[MUD-Dev2] [Design] Avoiding the uncanny valley: cartoons and animals

Mike Rozak Mike at mxac.com.au
Tue Feb 13 00:01:35 CET 2007


I've been creating racial models for my virtual world, at http://www.mxac.com.au/mif . The game only displays heads. For a long time, I have planned to only have static images of the characters to avoid the manequin-like uncanny-valley effect. (And to lessen the amount of work for authors.)

EQII and Oblivion are prime examples of the uncanny valley. For all the millions spent, characters look like schizophrenic manequins, especially when lip synced; the mouth says one thing, but the eyes' expression is blank or contradictory.

However, for the fun of it, I've tried some automatic lip-syncs of my animal races, along with some really cruddy hand-done animations to blink and move the head/ears. You can find them at:

http://www.mxac.com.au/ThylacineAnim.wmv
http://www.mxac.com.au/RatAnim.wmv (also using text-to-speech)

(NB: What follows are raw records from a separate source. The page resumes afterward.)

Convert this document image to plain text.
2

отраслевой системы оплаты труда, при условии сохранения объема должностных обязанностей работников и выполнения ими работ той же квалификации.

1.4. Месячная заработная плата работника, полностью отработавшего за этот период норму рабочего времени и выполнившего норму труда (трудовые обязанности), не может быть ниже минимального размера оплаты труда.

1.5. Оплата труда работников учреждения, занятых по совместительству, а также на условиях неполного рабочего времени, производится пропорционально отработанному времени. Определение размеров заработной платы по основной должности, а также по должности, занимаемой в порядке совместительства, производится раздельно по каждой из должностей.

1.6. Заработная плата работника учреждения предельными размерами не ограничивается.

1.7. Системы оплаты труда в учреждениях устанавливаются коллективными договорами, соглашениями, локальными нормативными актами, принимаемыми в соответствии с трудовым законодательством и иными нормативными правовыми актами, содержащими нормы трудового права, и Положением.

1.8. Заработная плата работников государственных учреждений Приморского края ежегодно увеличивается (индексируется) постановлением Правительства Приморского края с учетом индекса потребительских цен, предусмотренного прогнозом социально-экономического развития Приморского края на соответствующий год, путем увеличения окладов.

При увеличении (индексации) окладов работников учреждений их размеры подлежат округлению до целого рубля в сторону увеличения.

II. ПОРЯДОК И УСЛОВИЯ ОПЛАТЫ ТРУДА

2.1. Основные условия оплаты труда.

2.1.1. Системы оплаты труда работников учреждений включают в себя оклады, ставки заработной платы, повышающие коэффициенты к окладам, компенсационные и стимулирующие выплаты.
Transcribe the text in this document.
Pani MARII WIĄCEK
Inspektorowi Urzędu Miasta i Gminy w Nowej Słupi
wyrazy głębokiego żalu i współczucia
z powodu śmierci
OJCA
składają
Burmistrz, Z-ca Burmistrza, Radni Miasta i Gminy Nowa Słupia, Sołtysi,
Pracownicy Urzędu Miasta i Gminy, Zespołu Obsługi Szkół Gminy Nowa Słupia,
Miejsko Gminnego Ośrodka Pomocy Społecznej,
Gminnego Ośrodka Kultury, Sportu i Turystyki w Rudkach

A year ago I did the same thing with a human head, and it was just as scary as anything produced by oblivion/EQII. I don't have a movie around to upload, by I can generate one if anyone wants. (Or just look at Oblivion/EQII.)

The results with the animal heads are so much LESS scary than the human animation that I'm seriously thinking of including some lip-sync in my game, since the uncanny valley appears to be shallower for animals.


What does this mean in general?

For the next 10-20 years, I suspect many VWs will either use humanoid animals and/or cartoons (WoW) in order to avoid the uncanny valley.